Lozan anlaşmasını yüzyıl geride bıraktık. Bu süreçte de birçok tartışmayı biriktirdik. Lozan ne getirdi, ne götürdü, bir süresi var mıydı, kimleri etkiledi sorularıyla koskoca yüzyılı geçirdik. Türkiye Devleti’nin (Türkiye Cumhuriyeti’nin) kuruluş belgesi olarak benimsenen bu anlaşma bir anlamda da Osmanlı Devleti’ni de sonlandıran bir belge niteliği taşımaktadır.
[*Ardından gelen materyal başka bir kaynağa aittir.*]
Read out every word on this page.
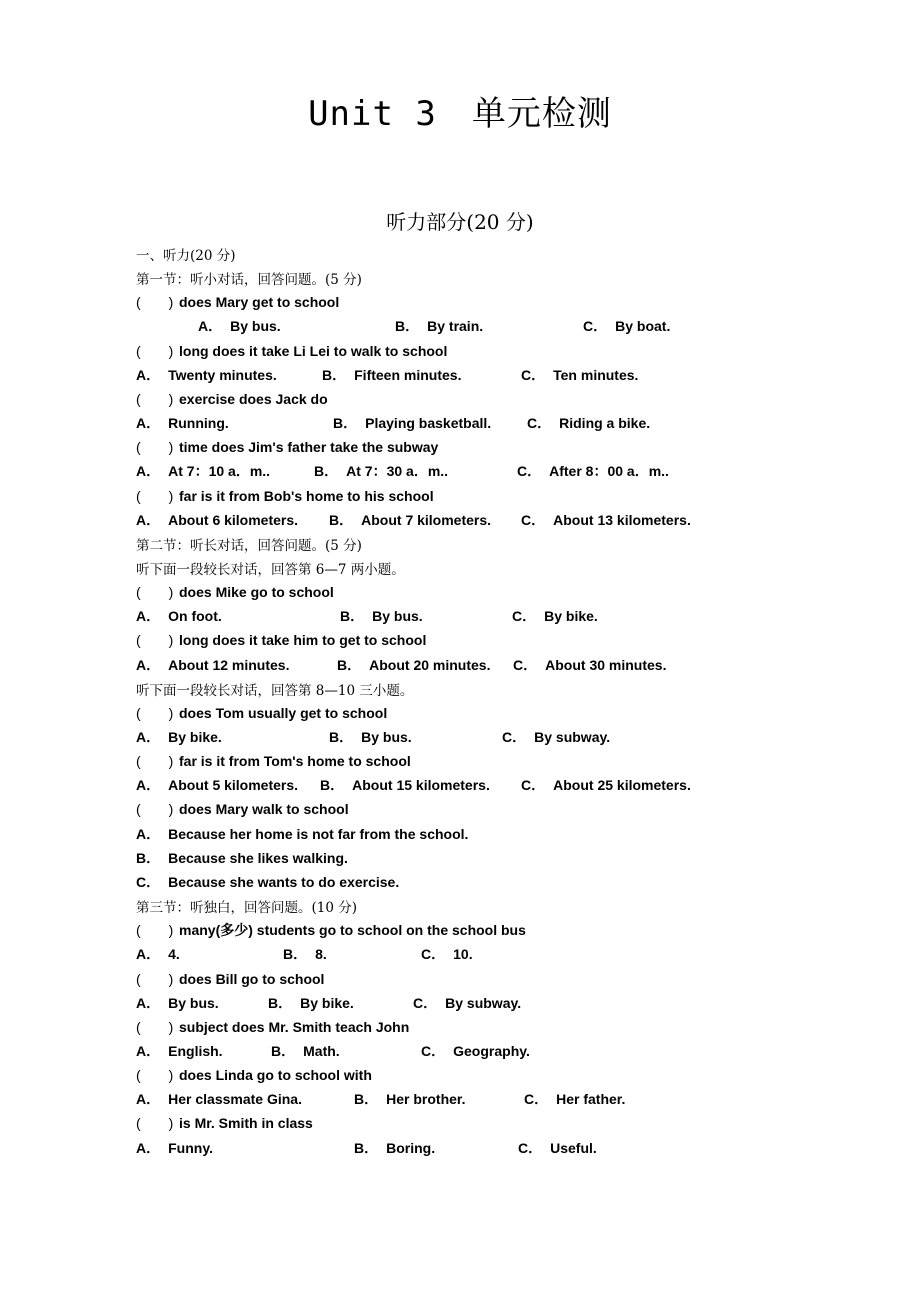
Unit 3　单元检测
听力部分(20 分)
一、听力(20 分)
第一节：听小对话，回答问题。(5 分)
(　　) does Mary get to school
A． By bus.	B． By train.	C． By boat.
(　　) long does it take Li Lei to walk to school
A． Twenty minutes.	B． Fifteen minutes.	C． Ten minutes.
(　　) exercise does Jack do
A． Running.	B． Playing basketball.	C． Riding a bike.
(　　) time does Jim's father take the subway
A． At 7：10 a．m..	B． At 7：30 a．m..	C． After 8：00 a．m..
(　　) far is it from Bob's home to his school
A． About 6 kilometers. B． About 7 kilometers. C． About 13 kilometers.
第二节：听长对话，回答问题。(5 分)
听下面一段较长对话，回答第 6—7 两小题。
(　　) does Mike go to school
A． On foot.	B． By bus.	C． By bike.
(　　) long does it take him to get to school
A． About 12 minutes.	B． About 20 minutes. C． About 30 minutes.
听下面一段较长对话，回答第 8—10 三小题。
(　　) does Tom usually get to school
A． By bike.	B． By bus.	C． By subway.
(　　) far is it from Tom's home to school
A． About 5 kilometers. B． About 15 kilometers. C． About 25 kilometers.
(　　) does Mary walk to school
A． Because her home is not far from the school.
B． Because she likes walking.
C． Because she wants to do exercise.
第三节：听独白，回答问题。(10 分)
(　　) many(多少) students go to school on the school bus
A． 4.	B． 8.	C． 10.
(　　) does Bill go to school
A． By bus.	B． By bike.	C． By subway.
(　　) subject does Mr. Smith teach John
A． English.	B． Math.	C． Geography.
(　　) does Linda go to school with
A． Her classmate Gina.	B． Her brother.	C． Her father.
(　　) is Mr. Smith in class
A． Funny.	B． Boring.	C． Useful.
Başka bir ifade ile Lozan Türkiye Devletini onaylarken, 19. Yüzyıl boyunca Osmanlı topraklarında yaşanan fiili işgalleri de tescil etmiş ve yeni Türkiye’nin eski Osmanlı Coğrafyası yani Ortadoğu ve Kuzey Afrika ile de bağlarını koparmıştır. Bu yüzden zannedilenin aksine Lozan sadece Türkiye’nin değil aynı zamanda Ortadoğu ve Kuzey Afrika’nın son yüz yılını belirleyen bir anlaşma olmuştur. Bu yüzden birbiri ile tezat iki sonucu birden içeren anlaşma etrafındaki tartışmaları da olgunlukla karşılamak gerekmektedir.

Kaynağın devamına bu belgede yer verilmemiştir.